Fig. S3. Heatmap of Z-scores for the specific genes within each GO category represented in Fig. 2B. Yeast mutants are sensitive (red) or resistant (green) to indicated compounds. Two different concentrations of each compound were screened. Annotation of genes with GO biological processes are taken from the Saccharomyces Genome Database (http://www.yeastgenome.org, release 02/07/2009).
Fig. S4. Neocuproine, CI-1040 and SEW01049 (40 mM solution) complex with copper as indicated by color change upon addition to 40 mM copper chloride solution. Droplets of the mixed solutions are presented on a microscope slide.
Fig. S5. Alignment of yeast Aps1 and Aps3 with zebrafish and human homologs. Zebrafish and humans have multiple homologs of yeast Aps1 and Aps3, including Ap1s1 and Ap3s2, respectively, in zebrafish, and AP1S1 and AP3S2, respectively, in humans (http://www.ensembl. org/Danio_rerio). (A) Alignment of budding yeast Aps1 with zebrafish Ap1s1 and human AP1S1 revealed 51% and 50% identity, respectively. (B) Alignment of budding yeast Aps3 with zebrafish Ap3s2 and human AP3S2 revealed 24% identity. Zebrafish Ap1s1 and human AP1S1 shared 91% identity, and zebrafish Ap3s2 and human AP3S2 shared 89% identity. Shading indicates homology for each residue: 100% similarity (black shading, white letters), 80% similarity (dark-grey shading, white letters) and 60% similarity (light-grey shading, black letters).
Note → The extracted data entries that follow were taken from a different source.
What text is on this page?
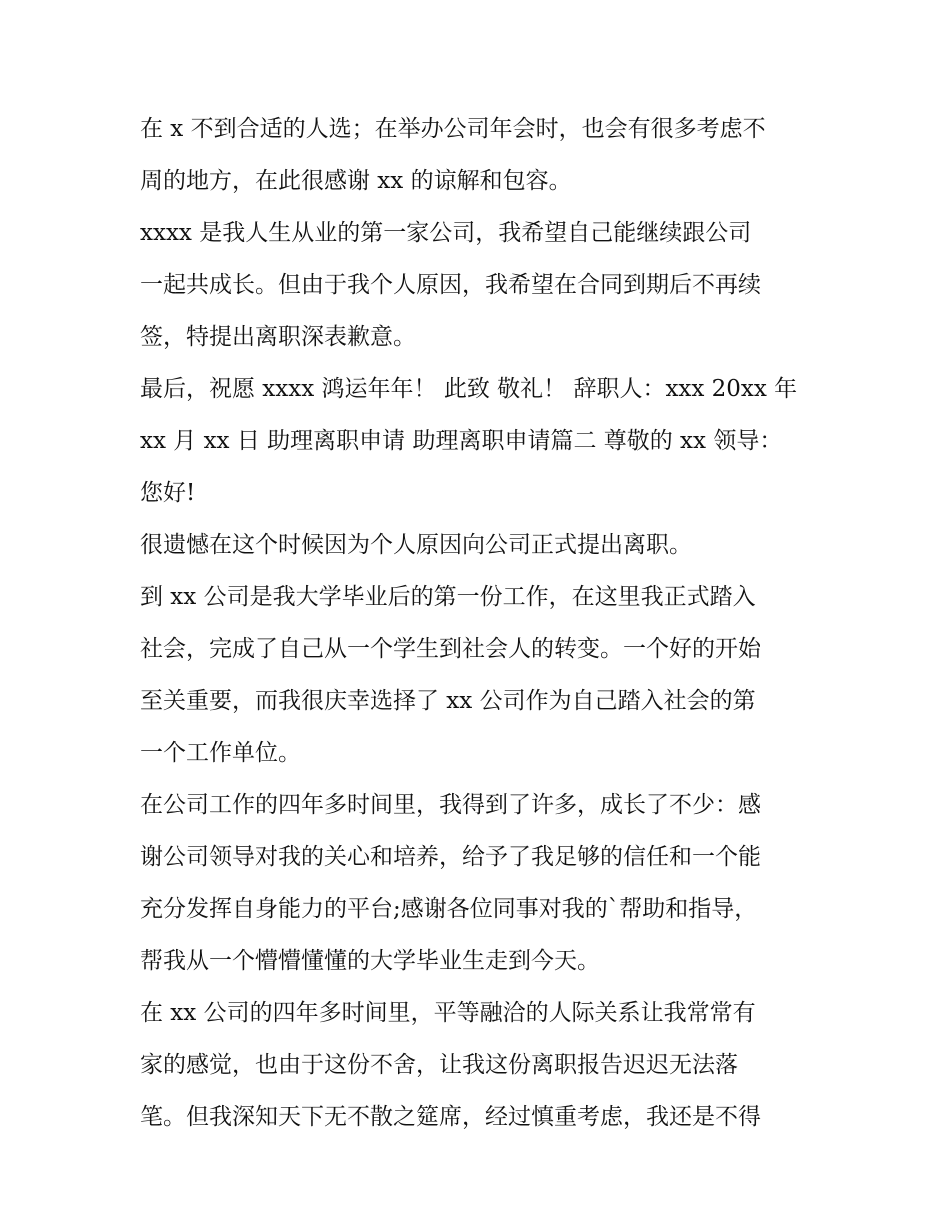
在 x 不到合适的人选；在举办公司年会时，也会有很多考虑不
周的地方，在此很感谢 xx 的谅解和包容。
xxxx 是我人生从业的第一家公司，我希望自己能继续跟公司
一起共成长。但由于我个人原因，我希望在合同到期后不再续
签，特提出离职深表歉意。
最后，祝愿 xxxx 鸿运年年！ 此致 敬礼！ 辞职人：xxx 20xx 年
xx 月 xx 日 助理离职申请 助理离职申请篇二 尊敬的 xx 领导：
您好!
很遗憾在这个时候因为个人原因向公司正式提出离职。
到 xx 公司是我大学毕业后的第一份工作，在这里我正式踏入
社会，完成了自己从一个学生到社会人的转变。一个好的开始
至关重要，而我很庆幸选择了 xx 公司作为自己踏入社会的第
一个工作单位。
在公司工作的四年多时间里，我得到了许多，成长了不少：感
谢公司领导对我的关心和培养，给予了我足够的信任和一个能
充分发挥自身能力的平台;感谢各位同事对我的`帮助和指导，
帮我从一个懵懵懂懂的大学毕业生走到今天。
在 xx 公司的四年多时间里，平等融洽的人际关系让我常常有
家的感觉，也由于这份不舍，让我这份离职报告迟迟无法落
笔。但我深知天下无不散之筵席，经过慎重考虑，我还是不得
Fig. S6. Confirmation of altered RNA product by splice-site morpholino oligonucleotides. (A) Single-cell zebrafish embryos were injected with a splice-site mopholino ap3s2-MO1 targeting the splice junction of exon2 of ap3s2. Two days pf, embryonic RNA was extracted and subjected to PCR analysis. Purification and sequencing of the larger PCR product indicated the product had an inclusion of intron 2 (arrow). (B) PCR analysis of a second splice-site mopholino ap3s2-MO2 targeting the splice junction of exon 3 and intron 3 shows the presence of a smaller PCR product (arrow), consist with effective MO targeting. C. PCR analysis of morpholino ap1s1-MO2 targeting the acceptor splice site of intron 2 reveals the presence of a smaller transcript (Montpetit et al., 2008).
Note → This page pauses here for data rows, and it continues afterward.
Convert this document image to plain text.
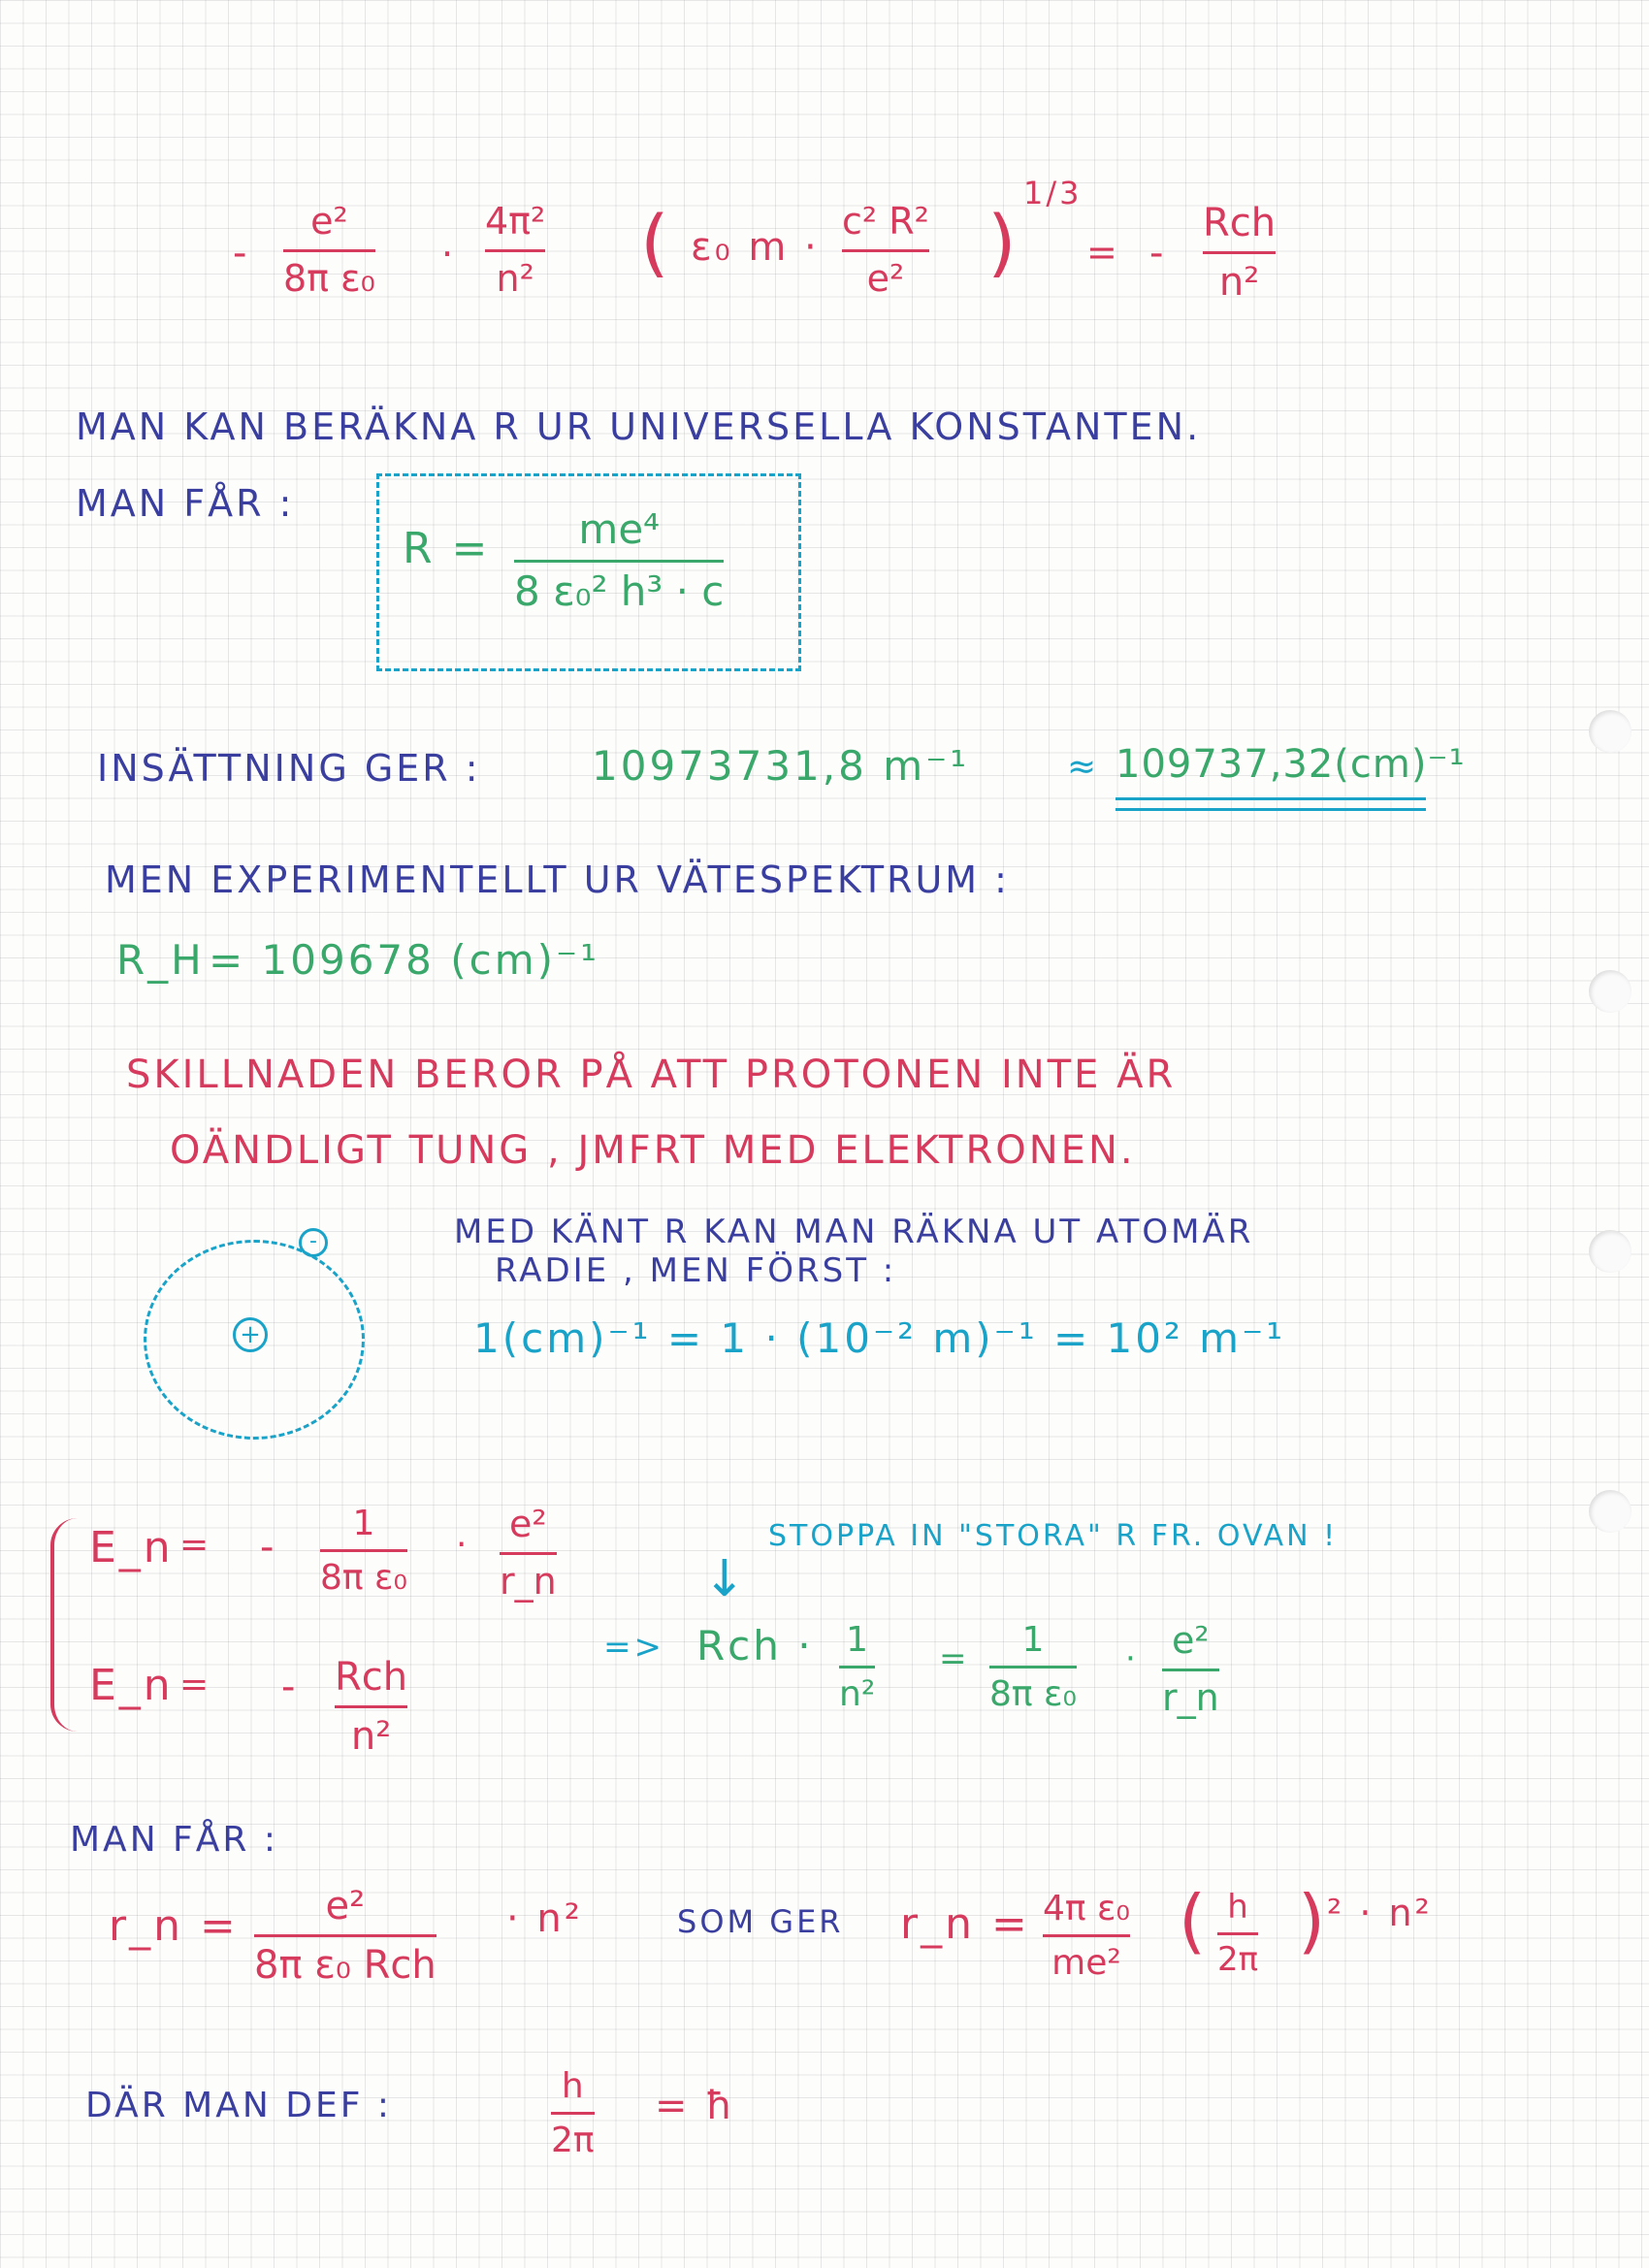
-
e²
8π ε₀
·
4π²
n² ( ε₀ m ·
c² R²
e² )
1/3
= -
Rch
n²
MAN KAN BERÄKNA R UR UNIVERSELLA KONSTANTEN.
MAN FÅR :
R = me⁴
8 ε₀² h³ · c
INSÄTTNING GER :	10973731,8 m⁻¹	≈ 109737,32(cm)⁻¹
MEN EXPERIMENTELLT UR VÄTESPEKTRUM :
R_H = 109678 (cm)⁻¹
SKILLNADEN BEROR PÅ ATT PROTONEN INTE ÄR
OÄNDLIGT TUNG , JMFRT MED ELEKTRONEN.
+
-	MED KÄNT R KAN MAN RÄKNA UT ATOMÄR
RADIE , MEN FÖRST :
1(cm)⁻¹ = 1 · (10⁻² m)⁻¹ = 10² m⁻¹
E_n = -
1
8π ε₀
· e²
r_n
E_n = - Rch
n²
STOPPA IN "STORA" R FR. OVAN !
↓
=> Rch · 1
n²
= 1
8π ε₀
· e²
r_n
MAN FÅR :
r_n = e²
8π ε₀ Rch
· n²	SOM GER r_n = 4π ε₀
me²
( h
2π ) ² · n²
DÄR MAN DEF :	h
2π
= ħ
Fig. S7. Neocuproine does not inhibit phopho-ERK, but U0126 is an effective MEK inhibitor in human glioma cell lines. (A) U0126 treatment (10 µM and 200 µM) effectively inhibits phospho (p)-ERK signaling, whereas a control U0124 does not inhibit p-ERK. PD98059 treatment (20 µM and 200 µM) also inhibits p-ERK but less effectively than U0126. (B) Neocuproine treatment (10 µM and 100 µM) does not inhibit p-ERK signaling in human glioma cells.